Like others his age Sunderson is haunted by sudden specters of regret, yet he is sweating his way through a transition to new possibilities forced and afforded by retirement. The subtleties of that process track the search for the cult leader. It’s one of several correspondences that make this a shapely novel. It fulfills the expectations of both the detective genre and the novel form, which includes novelty. Both aspects of the story—the detective and the personal-- have vivid endings.

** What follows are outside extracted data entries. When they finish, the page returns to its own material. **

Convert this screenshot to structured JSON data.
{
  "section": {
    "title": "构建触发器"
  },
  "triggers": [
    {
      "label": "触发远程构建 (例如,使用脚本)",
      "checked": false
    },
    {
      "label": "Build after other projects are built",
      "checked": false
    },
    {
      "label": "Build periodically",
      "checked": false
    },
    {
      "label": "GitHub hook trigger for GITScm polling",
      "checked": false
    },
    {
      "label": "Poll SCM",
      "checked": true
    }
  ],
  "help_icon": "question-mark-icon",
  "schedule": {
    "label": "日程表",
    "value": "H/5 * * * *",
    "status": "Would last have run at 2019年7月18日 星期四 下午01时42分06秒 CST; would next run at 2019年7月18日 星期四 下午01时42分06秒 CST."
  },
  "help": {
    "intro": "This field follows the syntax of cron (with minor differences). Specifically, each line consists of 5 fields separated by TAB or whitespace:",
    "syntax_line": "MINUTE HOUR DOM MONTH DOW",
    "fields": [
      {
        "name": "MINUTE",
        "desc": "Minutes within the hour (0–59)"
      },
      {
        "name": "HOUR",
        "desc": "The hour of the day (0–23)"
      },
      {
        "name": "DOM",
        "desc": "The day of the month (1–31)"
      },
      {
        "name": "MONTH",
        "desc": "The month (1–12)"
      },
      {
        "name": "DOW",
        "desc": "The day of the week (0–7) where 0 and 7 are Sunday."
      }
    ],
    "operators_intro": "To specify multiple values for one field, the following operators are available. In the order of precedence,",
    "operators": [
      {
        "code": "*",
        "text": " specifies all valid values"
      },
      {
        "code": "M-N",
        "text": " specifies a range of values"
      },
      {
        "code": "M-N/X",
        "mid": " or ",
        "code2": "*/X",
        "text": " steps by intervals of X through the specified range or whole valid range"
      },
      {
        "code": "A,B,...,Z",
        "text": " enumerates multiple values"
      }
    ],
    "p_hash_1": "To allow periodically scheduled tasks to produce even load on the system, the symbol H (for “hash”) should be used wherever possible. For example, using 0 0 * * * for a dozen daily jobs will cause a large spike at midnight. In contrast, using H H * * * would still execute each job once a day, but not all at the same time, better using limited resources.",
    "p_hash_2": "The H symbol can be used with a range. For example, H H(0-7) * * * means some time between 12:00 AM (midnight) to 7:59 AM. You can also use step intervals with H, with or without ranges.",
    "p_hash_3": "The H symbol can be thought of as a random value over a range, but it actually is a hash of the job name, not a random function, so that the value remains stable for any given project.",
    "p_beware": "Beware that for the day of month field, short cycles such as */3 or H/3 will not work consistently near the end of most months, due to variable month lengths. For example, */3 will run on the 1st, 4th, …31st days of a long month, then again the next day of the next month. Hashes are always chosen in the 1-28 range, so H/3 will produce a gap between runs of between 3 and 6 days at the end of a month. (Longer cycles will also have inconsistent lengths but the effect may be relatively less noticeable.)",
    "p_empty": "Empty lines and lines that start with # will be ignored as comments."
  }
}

Meanwhile there are the meditations on the history of Native and whites, and on contemporary life expected in a Harrison novel, this time informally emphasizing the interrelationship of sex, money and religion. Harrison extends his expertise in presenting a character in the rough, both cynical and innocent, vulgar and philosophical, whose mind is active and alive.

Along the way there’s Harrison’s unique writing: paragraphs that read like a random collection of non sequiters with bizarre (or no) punctuation, that keep you off balance for the explosive zingers that pop off the page.  I'm wondering if his paragraphs aren't influenced by the ghazal, a poetry form that tends to link different subjects.  " often makes a leap to a new subject matter with each new stanza that is, itself, a form of wildness," Robert Bly wrote, noting that to be effective "the ghazal must have massive forms of discipline to balance that wildness."  Jim Harrison is also a poet, and he wrote a series of ghazals early in his writing career, so he has experience with the form.  (This possible insight is inspired by discussion of the ghazal in Chard DeNiord's interview with Robert and Ruth Bly in the Sept./Oct. issue of The American Poetry Review.)

A bit of inside baseball, and maybe an inside joke: Sunderson mentions reading a book by poet Gary Snyder, and in the real world there’s a video on sale of old friends Snyder and Harrison talking, but that doesn’t stop Harrison from giving chunks of Snyder’s life (his college, his thesis research) to this novel’s villain.